In a city where 50 percent of students graduate, employers would not automatically stigmatize half of its young adult workforce. But in a city where 90 percent of students graduate, employers would have good reason to suspect that there is something wrong with the 10 percent who don’t. Shut out of the labor market, those young adults will have few opportunities other than crime. Unless schools are actually equipping at-risk students with more skills, graduation inflation will streamline the “school-to-prison pipeline.”
Third, graduation inflation allows activists to pass off destructive policies as effective reforms. Putting students in front of screens all day may do nothing to boost academic achievement even as it makes them more depressed and anxious-- but graduation rates are up so it worked! Reducing suspensions may harm academic achievement and make classrooms more chaotic– but graduation rates are up so it worked! As American schools implemented the Common Core and test-based teacher evaluations, academic achievement for low-performing students saw an unprecedented drop– but graduation rates are up so it worked!
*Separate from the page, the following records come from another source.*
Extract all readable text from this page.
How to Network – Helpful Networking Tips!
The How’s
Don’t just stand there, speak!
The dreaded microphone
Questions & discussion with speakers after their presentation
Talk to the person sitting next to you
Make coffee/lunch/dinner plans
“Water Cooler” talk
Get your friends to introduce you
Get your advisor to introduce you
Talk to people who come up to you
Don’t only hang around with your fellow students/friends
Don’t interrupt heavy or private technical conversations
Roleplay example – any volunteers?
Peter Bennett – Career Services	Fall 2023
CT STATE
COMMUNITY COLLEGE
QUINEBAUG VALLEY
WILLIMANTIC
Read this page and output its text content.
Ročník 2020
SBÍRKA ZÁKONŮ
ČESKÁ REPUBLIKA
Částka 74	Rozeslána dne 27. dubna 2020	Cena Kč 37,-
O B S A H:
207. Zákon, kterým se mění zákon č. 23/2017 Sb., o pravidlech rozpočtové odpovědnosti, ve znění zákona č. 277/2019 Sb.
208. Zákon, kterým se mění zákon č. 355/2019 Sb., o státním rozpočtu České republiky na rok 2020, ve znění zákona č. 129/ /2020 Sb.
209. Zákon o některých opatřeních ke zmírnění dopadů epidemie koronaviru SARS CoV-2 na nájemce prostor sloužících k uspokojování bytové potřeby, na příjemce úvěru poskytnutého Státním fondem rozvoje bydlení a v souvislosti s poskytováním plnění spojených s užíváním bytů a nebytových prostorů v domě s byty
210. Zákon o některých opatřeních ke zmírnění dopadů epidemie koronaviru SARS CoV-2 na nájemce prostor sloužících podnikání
Graduation inflation is an excellent case study in what some call “structural oppression” or “institutional racism.” Self-interested politicians, privileged advocates, and lazy journalists all have their own status incentives to promote and cheerlead graduation inflation. They’re all, perhaps, largely unconscious of how their policies and rhetoric perpetuate racial inequity.
Meanwhile, the drive to increase the number of students who receive traditional high school diplomas crowds out a policy innovation that could actually help build professional skills among students who are not on a natural track to graduation: vocational tracking.
In The Once and Future Worker, my Manhattan Institute colleague Oren Cass notes that our K-12 education system is designed regressively, catering to high-achieving students while leaving so many others thoroughly unprepared for the real world. He proposes re-orienting high school so that after tenth grade students have a choice: continue full-time in a traditional setting, or spend a year receiving vocational instruction and then enter the workforce bolstered by a wage subsidy.
Tracking is anathema to most education reformers, but only because they are unconscious of their privilege. As Cass notes, elites would be in favor of tracking if public education’s default track was geared toward the median student, rather than the college-bound minority.
At least one state, Indiana, is moving toward a system that allows students to graduate by demonstrating employability skills through work-based learning.
This path forward would be a win-win for politicians and at-risk students. As the graduation rate increase slows, and the public becomes more aware that it doesn’t represent real progress, politicians will have to find a safer way to keep the rate rising. They could do so by expanding the definition of graduation and actually helping students build the skills necessary to participate in the workforce.
But in order for that to happen, policymakers must first learn to kick their annual habit of celebrating graduation rate increases and pressuring schools to make the rate rise even faster.